Background

'Tacotron 2' AI From Google Is Able To Generate Voice Indistinguishable From Humans

Humans can speak like humans. It's obvious because we're after all living beings. But how about machines? Can we make them speak the same way we do?

When computers were fist able to speak, they talk like robots and sound like robots. When technology advanced, humans started giving their humanly voice to machines, in ways that they can speak a lot more human. One of the advances has come from Google.

In a research paper published by the company, it details how text-to-speech system called 'Tacotron 2' can have a near-human accuracy at imitating audio of a person speaking from text.

The system is Google’s second official generation of the technology, which uses two deep neural networks. The first network translates the text into a spectrogram, a visual way to represent audio frequencies. Then, that spectrogram is fed into WaveNet, a system from Alphabet’s AI research lab DeepMind, which reads the chart and generates the corresponding audio elements accordingly.

Below is an example. One of the sample is generated by an AI, and the other by a human.

“George Washington was the first President of the United States.”

The Google researchers demonstrate that Tacotron 2 can also pronounce names and words that are difficult:

“Basilar membrane and otolaryngology are not auto-correlations.”

It also has the ability to enunciate based on punctuation.

“This is your personal assistant, Google Home.”

“This is your personal assistant Google Home.”

Words that are capitalized will be stressed, in a way just like a human would do when indicating that specific word is an important part of a sentence:

“The buses aren’t the problem, they actually provide a solution.”

“The buses aren’t the PROBLEM, they actually provide a SOLUTION.”

It is also robust to spelling errors:

“Thisss isrealy awhsome.”

What's more, Tacotron 2 is also good at tongue twisters:

“She sells sea-shells on the sea-shore. The shells she sells are sea-shells I'm sure.”

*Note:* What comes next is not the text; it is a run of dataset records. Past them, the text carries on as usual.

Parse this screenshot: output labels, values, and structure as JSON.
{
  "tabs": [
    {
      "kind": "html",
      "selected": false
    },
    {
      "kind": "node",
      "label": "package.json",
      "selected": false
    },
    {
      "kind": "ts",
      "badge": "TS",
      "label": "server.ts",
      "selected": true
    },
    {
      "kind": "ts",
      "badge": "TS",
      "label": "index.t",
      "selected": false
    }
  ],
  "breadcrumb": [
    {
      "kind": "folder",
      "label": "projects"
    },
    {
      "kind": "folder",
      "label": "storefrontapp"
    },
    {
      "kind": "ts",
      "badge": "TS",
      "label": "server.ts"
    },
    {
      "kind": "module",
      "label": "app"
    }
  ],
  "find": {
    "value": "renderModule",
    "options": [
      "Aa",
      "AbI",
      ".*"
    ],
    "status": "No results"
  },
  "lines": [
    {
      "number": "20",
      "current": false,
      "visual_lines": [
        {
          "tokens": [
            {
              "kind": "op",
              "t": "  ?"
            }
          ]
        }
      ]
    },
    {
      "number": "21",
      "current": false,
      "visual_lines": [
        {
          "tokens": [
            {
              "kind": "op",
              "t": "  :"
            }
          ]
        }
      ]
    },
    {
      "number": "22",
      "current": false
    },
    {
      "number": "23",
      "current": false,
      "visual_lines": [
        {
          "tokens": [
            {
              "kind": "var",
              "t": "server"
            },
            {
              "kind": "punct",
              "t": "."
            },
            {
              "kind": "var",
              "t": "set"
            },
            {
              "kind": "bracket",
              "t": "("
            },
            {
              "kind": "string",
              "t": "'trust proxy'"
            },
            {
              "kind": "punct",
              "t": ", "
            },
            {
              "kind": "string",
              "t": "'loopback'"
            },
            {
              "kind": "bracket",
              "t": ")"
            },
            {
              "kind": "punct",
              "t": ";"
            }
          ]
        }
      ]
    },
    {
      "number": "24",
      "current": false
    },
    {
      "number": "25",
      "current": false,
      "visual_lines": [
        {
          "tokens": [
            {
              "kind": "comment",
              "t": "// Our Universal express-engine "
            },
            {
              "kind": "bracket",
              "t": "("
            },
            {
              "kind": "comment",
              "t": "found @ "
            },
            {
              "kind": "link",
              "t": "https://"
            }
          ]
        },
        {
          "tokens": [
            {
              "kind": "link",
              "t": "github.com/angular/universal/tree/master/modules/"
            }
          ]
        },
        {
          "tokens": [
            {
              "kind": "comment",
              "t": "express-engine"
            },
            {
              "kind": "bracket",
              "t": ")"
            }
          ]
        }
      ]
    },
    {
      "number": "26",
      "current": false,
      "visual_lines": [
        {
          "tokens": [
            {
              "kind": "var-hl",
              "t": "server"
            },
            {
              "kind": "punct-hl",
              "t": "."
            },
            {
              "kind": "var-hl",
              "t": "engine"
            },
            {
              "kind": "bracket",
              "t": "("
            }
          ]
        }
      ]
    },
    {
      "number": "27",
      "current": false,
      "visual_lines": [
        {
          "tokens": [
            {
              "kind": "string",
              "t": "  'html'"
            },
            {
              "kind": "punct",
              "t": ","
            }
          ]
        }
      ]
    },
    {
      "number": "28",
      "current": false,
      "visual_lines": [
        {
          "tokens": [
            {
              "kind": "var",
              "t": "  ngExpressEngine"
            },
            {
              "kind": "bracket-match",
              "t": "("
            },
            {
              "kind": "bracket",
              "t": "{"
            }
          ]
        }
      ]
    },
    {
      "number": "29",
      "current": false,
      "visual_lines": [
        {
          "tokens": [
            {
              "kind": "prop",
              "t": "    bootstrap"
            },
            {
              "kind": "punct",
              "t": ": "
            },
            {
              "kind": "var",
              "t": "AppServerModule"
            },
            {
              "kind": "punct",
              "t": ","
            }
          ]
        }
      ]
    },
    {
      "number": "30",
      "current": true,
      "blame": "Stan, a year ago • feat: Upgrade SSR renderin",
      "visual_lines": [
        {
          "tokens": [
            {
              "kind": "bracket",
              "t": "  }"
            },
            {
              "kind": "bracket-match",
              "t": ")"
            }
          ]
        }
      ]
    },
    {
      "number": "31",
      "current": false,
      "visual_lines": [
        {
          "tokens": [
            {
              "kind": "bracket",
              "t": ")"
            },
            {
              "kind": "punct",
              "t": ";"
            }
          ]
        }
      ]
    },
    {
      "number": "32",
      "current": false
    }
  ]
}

Tacotron 2 text-to-speech system is just like other AI researches the company does, but this one is a bit different since the technology can be immediately useful for Google.

It's personal assistant, for example, uses WaveNet technologies since 2016. With Tacotron 2, Google can make the digital assistant a lot more powerful.

However, the Tacotron 2 system has only been trained to mimic one human female voice. In order for it to speak like another female, or male, would required Google to train the system again.

Published: 
30/12/2017